和夢穎 劉文彬 林震鳴 黎爾彤 汪潔 金小寶
(廣東藥科大學生命科學與生物制藥學院 廣東省生物活性藥物研究重點實驗室,廣州 510006)
目前使用的大多數抗生素均來源于鏈霉菌,但是鏈霉菌分離得到的次級代謝產物大多是已知重復的[1]。目前關于稀有放線菌產生生物活性物質的相關研究較少[2]。但已有研究從Mycobacteriumspecies分 離 獲 得asukamycin 和 apramycin[3], 從Amycolatopsis species分離獲得rifamorpholines 等抗生素[4]。因此,稀有放線菌的抗生素生產潛力未得到充分利用,值得進一步深入研究[5]。
戈登氏菌是一種稀有放線菌。戈登氏菌常見應用于產生類胡蘿卜素[6],降解含油廢水[7],以及吸附重金屬等[8],而有關戈登氏菌抗菌活性和物質的研究較少。課題組前期從蜚蠊腸道中分離得到15 株戈登氏放線菌,并從WA8-44 菌株中分離出Actinomycin D、Actinomycin X2、Collismycin A 等 對真菌和細菌都有活性的化合物[9];從菌株WA4-31中分離出Actinomycin X2、Mojavensin A 等有一定抗真菌、抗腫瘤活性的化合物等[10]。

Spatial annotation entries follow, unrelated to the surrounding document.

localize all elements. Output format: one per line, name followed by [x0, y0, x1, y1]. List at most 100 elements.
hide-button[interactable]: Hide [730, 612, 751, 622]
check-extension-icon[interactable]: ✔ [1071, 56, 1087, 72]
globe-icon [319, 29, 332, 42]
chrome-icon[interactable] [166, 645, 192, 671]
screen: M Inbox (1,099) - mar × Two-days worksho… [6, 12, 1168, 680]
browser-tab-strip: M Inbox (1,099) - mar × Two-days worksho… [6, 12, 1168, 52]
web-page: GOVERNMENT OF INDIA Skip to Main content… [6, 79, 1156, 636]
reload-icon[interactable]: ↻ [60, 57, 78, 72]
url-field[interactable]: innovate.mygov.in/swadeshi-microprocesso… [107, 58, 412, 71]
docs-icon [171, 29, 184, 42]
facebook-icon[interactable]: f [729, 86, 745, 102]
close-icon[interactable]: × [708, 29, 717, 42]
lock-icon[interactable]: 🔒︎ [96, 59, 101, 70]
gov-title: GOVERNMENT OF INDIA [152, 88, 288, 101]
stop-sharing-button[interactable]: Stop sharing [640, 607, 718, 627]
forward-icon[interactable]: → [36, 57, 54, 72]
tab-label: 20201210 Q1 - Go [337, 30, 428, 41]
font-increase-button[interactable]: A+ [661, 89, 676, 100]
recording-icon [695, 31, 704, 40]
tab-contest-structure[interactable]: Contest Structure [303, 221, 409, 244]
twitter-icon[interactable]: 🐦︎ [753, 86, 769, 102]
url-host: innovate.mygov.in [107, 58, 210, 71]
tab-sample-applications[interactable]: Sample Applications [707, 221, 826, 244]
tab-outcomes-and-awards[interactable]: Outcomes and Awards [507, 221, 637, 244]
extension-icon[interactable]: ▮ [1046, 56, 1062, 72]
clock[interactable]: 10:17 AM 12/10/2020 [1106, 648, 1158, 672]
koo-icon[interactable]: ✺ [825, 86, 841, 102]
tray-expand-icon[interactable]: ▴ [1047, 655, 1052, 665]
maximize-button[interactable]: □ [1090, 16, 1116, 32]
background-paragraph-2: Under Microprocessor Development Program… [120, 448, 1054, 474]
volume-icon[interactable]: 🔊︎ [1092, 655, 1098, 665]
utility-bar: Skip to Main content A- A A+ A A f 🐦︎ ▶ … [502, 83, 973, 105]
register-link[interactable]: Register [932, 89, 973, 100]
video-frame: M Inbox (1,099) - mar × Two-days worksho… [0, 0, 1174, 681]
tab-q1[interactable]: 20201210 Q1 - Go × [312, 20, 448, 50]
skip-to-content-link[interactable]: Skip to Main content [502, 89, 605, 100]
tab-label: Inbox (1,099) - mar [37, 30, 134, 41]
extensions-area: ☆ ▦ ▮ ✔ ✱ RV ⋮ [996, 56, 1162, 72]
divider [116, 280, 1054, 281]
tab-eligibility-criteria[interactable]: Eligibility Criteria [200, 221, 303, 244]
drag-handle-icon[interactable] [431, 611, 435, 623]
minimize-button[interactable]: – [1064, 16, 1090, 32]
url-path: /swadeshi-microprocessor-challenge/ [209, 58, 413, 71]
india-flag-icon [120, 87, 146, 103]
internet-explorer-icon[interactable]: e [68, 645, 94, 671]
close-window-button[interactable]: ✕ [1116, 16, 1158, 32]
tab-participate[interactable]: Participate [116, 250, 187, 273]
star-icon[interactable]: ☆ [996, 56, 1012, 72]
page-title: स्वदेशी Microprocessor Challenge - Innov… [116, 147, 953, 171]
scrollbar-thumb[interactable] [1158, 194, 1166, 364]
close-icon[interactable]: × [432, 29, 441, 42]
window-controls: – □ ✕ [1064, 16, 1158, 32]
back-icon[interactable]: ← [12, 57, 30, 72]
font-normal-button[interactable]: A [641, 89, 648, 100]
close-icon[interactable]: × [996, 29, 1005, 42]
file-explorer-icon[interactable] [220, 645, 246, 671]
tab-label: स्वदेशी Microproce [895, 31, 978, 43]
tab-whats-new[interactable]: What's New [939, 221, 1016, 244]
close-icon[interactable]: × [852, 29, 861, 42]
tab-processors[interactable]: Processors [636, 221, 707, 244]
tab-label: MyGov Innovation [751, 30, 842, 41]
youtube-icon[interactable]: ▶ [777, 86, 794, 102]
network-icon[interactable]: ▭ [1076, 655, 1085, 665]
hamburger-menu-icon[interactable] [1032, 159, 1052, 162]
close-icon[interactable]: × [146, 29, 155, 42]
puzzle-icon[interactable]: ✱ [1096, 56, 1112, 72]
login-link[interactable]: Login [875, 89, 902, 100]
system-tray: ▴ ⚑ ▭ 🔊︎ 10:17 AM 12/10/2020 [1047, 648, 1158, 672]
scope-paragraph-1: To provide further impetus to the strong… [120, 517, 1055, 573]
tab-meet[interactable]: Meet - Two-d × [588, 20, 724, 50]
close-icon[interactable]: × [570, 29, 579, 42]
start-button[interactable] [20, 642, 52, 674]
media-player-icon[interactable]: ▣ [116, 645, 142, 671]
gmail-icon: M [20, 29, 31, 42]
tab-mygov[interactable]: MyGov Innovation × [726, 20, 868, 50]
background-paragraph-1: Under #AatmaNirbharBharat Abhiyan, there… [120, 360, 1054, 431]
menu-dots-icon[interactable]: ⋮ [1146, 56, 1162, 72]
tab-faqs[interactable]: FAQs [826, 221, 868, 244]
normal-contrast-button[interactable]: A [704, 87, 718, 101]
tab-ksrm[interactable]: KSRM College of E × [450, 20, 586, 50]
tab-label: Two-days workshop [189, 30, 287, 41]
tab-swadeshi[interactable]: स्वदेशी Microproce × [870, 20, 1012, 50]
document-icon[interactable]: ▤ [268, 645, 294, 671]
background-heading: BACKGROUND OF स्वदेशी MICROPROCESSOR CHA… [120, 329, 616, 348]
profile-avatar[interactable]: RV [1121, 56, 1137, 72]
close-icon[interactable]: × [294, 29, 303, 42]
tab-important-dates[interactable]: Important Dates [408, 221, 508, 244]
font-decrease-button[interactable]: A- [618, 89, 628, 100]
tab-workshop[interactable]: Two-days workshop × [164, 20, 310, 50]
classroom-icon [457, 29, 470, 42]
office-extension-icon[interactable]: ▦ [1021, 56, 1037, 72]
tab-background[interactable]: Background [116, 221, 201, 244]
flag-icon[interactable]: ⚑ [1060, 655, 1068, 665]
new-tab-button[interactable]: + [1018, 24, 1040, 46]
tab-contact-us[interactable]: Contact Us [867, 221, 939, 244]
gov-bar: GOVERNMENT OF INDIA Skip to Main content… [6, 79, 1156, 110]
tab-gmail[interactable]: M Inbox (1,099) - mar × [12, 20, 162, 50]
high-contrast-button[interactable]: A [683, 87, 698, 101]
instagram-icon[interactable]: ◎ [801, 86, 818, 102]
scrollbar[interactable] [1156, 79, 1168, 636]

自天藍色鏈霉菌完成全基因組測序以來[11],基因組測序技術與生物學信息分析技術越來越成熟,利用基因組挖掘可以幫助我們更好地預測編碼基因和基因功能,預測出次級生物合成基因簇數量,具體基因功能以及與已知化合物同源性等。由于大多數基因在實驗室常規條件下處于沉默狀態,不表達或表達量低。除了常規的改變培養基參數,如添加化學誘導劑,共培養等方法可以激活沉默基因簇外[12],在全基因組測序的基礎上,以基因組為導向的天然產物挖掘技術,基因組挖掘技術避免了傳統挖掘方法的繁瑣和隨機,大大增加了新型天然產物的發現概率。采用基因組挖掘分析其生物合成基因簇,添加啟動子、異源表達等方法能更好地發現新天然產物,避免不必要的浪費[13]。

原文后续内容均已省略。